Bribes and threats to lorry drivers from drug gangs “increasing”

An earlier cocaine haul in Vlissingen. Photo: Politie Zeeland-West-Brabant

Drug traffickers are increasingly using threats and bribery to press lorry drivers into transporting their illegal cargo, an investigation by RTL Nieuws has found.

The broadcaster said it had spoken to more than 50 drivers who had been contacted by drugs gangs in the past three years.

The approaches varied widely. One driver found a note on his windscreen promising large sums of money to carry a shipment, while another was held up by armed men while couriers unloaded a stash of drugs that had been hidden in the trailer.

Justice minister Dilan Yesilgöz said she was “very concerned” by the reports. The government has earmarked an extra €500,000 for training to help haulage firms recognise the signs of infiltration by drug gangs and learn how to act on them.
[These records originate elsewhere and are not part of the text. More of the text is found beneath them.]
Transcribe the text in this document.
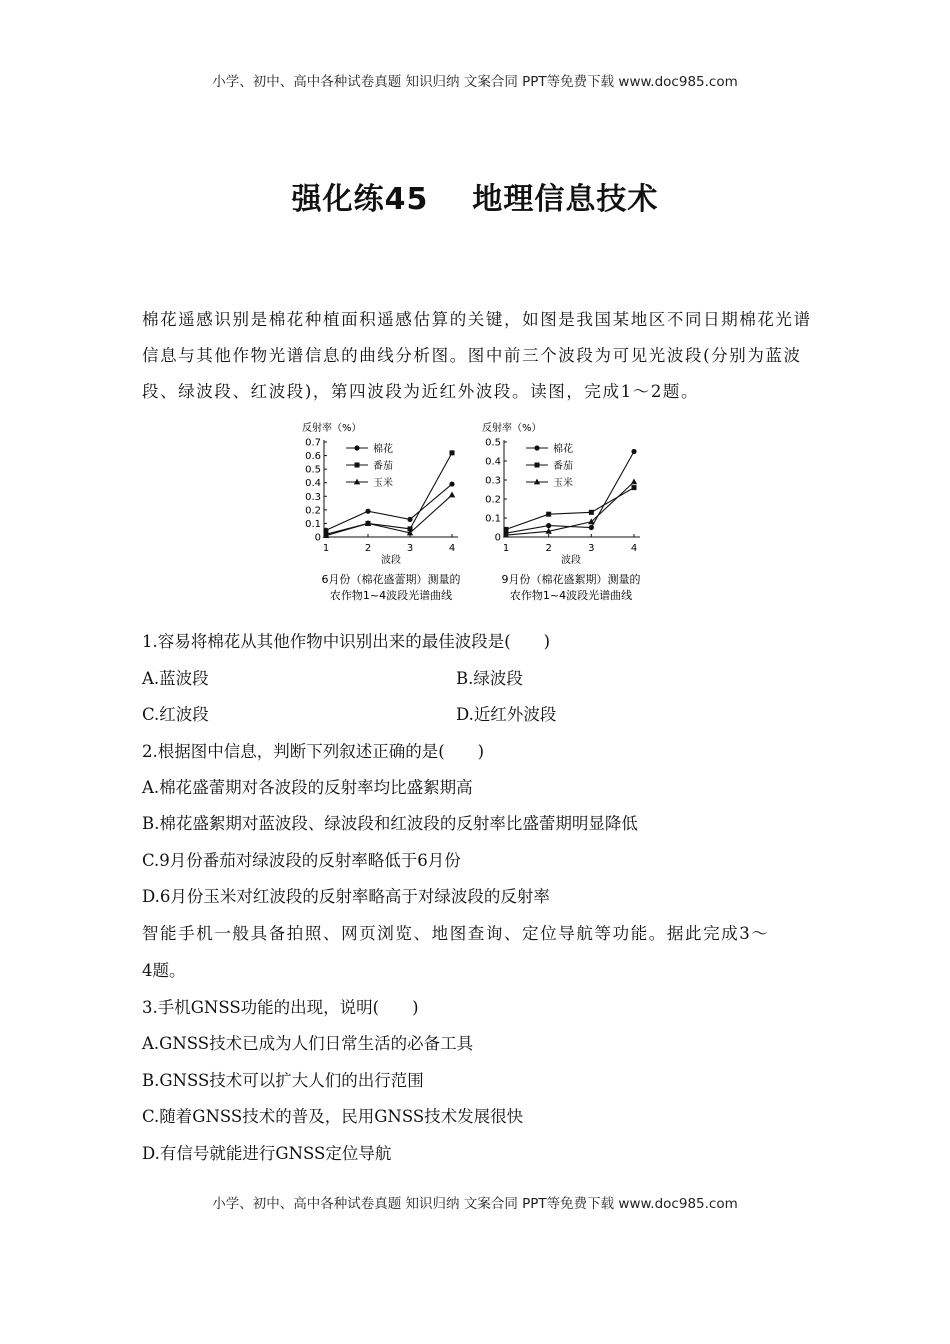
小学、初中、高中各种试卷真题 知识归纳 文案合同 PPT等免费下载 www.doc985.com
强化练45 地理信息技术
棉花遥感识别是棉花种植面积遥感估算的关键，如图是我国某地区不同日期棉花光谱信息与其他作物光谱信息的曲线分析图。图中前三个波段为可见光波段(分别为蓝波段、绿波段、红波段)，第四波段为近红外波段。读图，完成1～2题。
反射率（%）
0.7
0.6
0.5
0.4
0.3
0.2
0.1
0
1	2	3	4
棉花
番茄
玉米
波段
6月份（棉花盛蕾期）测量的
农作物1~4波段光谱曲线
反射率（%）
0.5
0.4
0.3
0.2
0.1
0
1	2	3	4
棉花
番茄
玉米
波段
9月份（棉花盛絮期）测量的
农作物1~4波段光谱曲线
1.容易将棉花从其他作物中识别出来的最佳波段是(　　)
A.蓝波段	B.绿波段
C.红波段	D.近红外波段
2.根据图中信息，判断下列叙述正确的是(　　)
A.棉花盛蕾期对各波段的反射率均比盛絮期高
B.棉花盛絮期对蓝波段、绿波段和红波段的反射率比盛蕾期明显降低
C.9月份番茄对绿波段的反射率略低于6月份
D.6月份玉米对红波段的反射率略高于对绿波段的反射率
智能手机一般具备拍照、网页浏览、地图查询、定位导航等功能。据此完成3～
4题。
3.手机GNSS功能的出现，说明(　　)
A.GNSS技术已成为人们日常生活的必备工具
B.GNSS技术可以扩大人们的出行范围
C.随着GNSS技术的普及，民用GNSS技术发展很快
D.有信号就能进行GNSS定位导航
小学、初中、高中各种试卷真题 知识归纳 文案合同 PPT等免费下载 www.doc985.com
“They also need to know where they can ask for help if things go wrong,” Yesilgöz said. “I’ve seen that this training works.”

Police set up a four-man unit known as the Transport Facilitated Organised Crime (TFOC) two years ago to prevent and investigate drug crime in the haulage sector.

Michael Dop, a member of the team, told RTL it receives around 150 reports a year from businesses, almost all of which expose criminal activity.

“As drug crime grows, the number of incidents against lorry drivers is increasing,” Dop said.

On Tuesday customs officers in Zeeland found more than 900kg of cocaine stored at a business in Middelburg and the harbour in Vlissingen. The drugs, with a street value of €70 million, were destroyed.

In the last two weeks two batches of cocaine totalling 1,308kg were discovered in shipments of bananas during routine inspections in Vlissingen, Omroep Zeeland reported.